3.4.3 Uji total mikroba TPC Fardiaz 1989

Prinsip kerja dari analisis total mikrobatotal plate count TPC adalah perhitungan jumlah koloni mikroba yang ada di dalam sampel dengan pengenceran sesuai dengan keperluan dan dilakukan secara duplo. Pembuatan larutan contoh dengan cara mencampurkan 1 g sampel dan diblender bersama larutan pengencer garam fisiologis sebanyak 10 ml larutan pengencer sampai homogen.
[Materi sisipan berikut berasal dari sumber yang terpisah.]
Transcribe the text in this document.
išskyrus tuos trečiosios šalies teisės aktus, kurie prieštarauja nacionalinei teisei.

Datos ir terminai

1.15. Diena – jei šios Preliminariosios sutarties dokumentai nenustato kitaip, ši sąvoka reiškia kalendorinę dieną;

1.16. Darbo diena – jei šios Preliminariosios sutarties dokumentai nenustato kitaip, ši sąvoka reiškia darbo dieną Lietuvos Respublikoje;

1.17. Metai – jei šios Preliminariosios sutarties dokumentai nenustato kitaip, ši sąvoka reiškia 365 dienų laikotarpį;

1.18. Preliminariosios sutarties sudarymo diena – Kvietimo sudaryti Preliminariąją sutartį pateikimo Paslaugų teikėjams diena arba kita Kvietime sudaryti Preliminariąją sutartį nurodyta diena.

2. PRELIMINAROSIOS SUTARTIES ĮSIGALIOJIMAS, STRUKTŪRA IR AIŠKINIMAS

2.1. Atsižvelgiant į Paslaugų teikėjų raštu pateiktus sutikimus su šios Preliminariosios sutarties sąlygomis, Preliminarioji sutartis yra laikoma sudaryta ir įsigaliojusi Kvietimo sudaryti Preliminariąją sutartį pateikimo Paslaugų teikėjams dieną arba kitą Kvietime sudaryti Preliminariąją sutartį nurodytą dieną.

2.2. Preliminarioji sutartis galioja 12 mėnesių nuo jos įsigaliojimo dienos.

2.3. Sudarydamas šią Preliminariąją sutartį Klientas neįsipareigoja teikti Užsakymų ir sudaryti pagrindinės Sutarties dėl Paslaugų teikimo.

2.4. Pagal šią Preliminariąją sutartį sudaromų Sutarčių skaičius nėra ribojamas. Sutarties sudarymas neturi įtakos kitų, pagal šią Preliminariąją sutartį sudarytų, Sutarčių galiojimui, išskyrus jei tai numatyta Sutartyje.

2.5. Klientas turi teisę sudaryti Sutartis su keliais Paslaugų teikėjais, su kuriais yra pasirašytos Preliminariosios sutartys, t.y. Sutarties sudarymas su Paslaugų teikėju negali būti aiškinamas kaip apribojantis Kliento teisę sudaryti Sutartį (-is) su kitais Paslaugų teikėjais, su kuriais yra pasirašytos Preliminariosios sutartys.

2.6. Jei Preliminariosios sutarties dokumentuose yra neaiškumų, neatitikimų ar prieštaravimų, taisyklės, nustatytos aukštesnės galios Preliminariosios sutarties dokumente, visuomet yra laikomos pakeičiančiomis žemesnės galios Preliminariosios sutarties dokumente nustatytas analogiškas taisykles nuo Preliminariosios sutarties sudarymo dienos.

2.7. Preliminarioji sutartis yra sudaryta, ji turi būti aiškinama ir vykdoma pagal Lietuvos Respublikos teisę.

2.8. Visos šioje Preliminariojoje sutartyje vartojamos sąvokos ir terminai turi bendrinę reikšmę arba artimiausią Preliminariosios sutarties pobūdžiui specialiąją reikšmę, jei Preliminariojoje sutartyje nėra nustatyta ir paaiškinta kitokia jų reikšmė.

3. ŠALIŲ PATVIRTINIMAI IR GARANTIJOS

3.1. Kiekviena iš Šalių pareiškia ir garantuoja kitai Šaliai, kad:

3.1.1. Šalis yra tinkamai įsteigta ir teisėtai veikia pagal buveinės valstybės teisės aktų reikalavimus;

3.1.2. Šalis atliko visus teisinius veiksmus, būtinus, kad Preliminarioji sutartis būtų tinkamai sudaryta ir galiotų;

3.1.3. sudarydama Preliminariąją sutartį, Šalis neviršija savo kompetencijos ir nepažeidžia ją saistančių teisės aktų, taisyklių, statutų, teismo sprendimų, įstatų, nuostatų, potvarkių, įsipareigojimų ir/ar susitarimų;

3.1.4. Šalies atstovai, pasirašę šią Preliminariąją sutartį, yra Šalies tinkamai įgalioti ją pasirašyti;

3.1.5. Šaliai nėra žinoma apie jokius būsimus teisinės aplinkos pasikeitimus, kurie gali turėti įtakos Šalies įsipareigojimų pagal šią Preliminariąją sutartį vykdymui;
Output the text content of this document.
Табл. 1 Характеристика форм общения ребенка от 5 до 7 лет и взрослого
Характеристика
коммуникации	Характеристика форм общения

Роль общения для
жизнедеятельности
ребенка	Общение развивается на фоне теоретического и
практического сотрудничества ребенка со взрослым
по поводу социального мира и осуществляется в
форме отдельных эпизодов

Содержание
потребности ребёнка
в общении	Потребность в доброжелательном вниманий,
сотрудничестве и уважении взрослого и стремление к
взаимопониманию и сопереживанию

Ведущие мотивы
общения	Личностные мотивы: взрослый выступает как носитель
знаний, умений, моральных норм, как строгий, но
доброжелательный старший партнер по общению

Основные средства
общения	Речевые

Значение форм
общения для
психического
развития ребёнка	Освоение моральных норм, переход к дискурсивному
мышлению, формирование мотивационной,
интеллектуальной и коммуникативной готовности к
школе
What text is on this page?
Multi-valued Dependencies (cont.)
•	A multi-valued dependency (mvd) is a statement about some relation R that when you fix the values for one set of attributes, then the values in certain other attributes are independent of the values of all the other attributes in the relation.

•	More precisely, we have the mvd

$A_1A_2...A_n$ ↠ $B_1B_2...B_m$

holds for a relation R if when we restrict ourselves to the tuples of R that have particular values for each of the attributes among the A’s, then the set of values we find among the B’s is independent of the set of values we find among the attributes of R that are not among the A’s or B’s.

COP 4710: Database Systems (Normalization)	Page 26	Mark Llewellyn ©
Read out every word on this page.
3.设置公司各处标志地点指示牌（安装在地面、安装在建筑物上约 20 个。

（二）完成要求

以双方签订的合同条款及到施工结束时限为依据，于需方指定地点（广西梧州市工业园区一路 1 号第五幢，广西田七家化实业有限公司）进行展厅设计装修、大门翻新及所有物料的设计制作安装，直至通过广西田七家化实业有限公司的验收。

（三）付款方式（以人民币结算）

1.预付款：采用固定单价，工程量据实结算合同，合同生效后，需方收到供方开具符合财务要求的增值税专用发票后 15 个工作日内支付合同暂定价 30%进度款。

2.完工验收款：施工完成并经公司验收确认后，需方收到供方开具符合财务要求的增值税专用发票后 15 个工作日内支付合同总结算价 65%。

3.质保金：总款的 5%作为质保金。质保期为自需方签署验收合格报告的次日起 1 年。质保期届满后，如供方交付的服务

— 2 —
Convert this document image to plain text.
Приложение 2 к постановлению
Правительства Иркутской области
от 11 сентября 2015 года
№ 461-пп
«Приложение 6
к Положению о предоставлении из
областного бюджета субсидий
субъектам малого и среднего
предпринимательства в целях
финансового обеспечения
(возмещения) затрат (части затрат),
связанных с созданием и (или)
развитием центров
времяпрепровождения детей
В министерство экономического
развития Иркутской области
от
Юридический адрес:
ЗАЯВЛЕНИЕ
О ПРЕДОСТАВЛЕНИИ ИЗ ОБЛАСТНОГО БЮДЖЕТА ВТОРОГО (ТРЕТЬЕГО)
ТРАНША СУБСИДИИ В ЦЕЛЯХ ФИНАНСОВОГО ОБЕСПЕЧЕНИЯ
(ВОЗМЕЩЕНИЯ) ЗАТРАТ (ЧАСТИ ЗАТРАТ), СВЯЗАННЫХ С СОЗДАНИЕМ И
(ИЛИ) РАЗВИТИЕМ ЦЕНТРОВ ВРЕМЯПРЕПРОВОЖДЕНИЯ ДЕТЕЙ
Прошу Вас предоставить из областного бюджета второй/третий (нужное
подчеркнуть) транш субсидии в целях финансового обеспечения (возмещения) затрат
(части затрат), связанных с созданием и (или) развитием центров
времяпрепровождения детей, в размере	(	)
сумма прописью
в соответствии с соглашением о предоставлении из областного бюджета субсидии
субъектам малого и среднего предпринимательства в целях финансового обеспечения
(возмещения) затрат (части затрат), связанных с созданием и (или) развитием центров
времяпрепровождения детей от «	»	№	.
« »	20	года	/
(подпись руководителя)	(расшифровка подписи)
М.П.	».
Pengenceran dilakukan dengan cara memipet 1 ml larutan contoh yang sudah homogen dengan pipet steril dan dimasukkan ke dalam tabung reaksi yang telah berisi larutan pengencer garam fisiologis sebanyak 9 ml sehingga terbentuk pengenceran hingga 10 -1 . Kemudian dengan cara yang sama dilakukan pengenceran hingga diperoleh larutan dengan pengenceran 10 -5 . Setiap pengenceran diambil sebanyak 1 ml untuk ditambahkan ke media plate count agarPCA, kemudian diratakan dan disterilkan dengan pembakaran. Cawan petri yang telah berisi agar dan larutan contoh dimasukkan ke dalam inkubator dengan posisi cawan terbalik. Suhu inkubator yang digunakan adalah 35 o C dan diinkubasi selama 48 jam, selanjutnya dilakukan pengamatan dengan menghitung jumlah koloni yang ada di dalam cawan petri. Seluruh pekerjaan dilakukan secara aseptik untuk mencegah kontaminasi yang tidak diinginkan dan pengamatan secara duplo dapat meningkatkan ketelitian. Jumlah koloni yang dapat dihitung adalah cawan petri yang mempunyai koloni antara 30–300.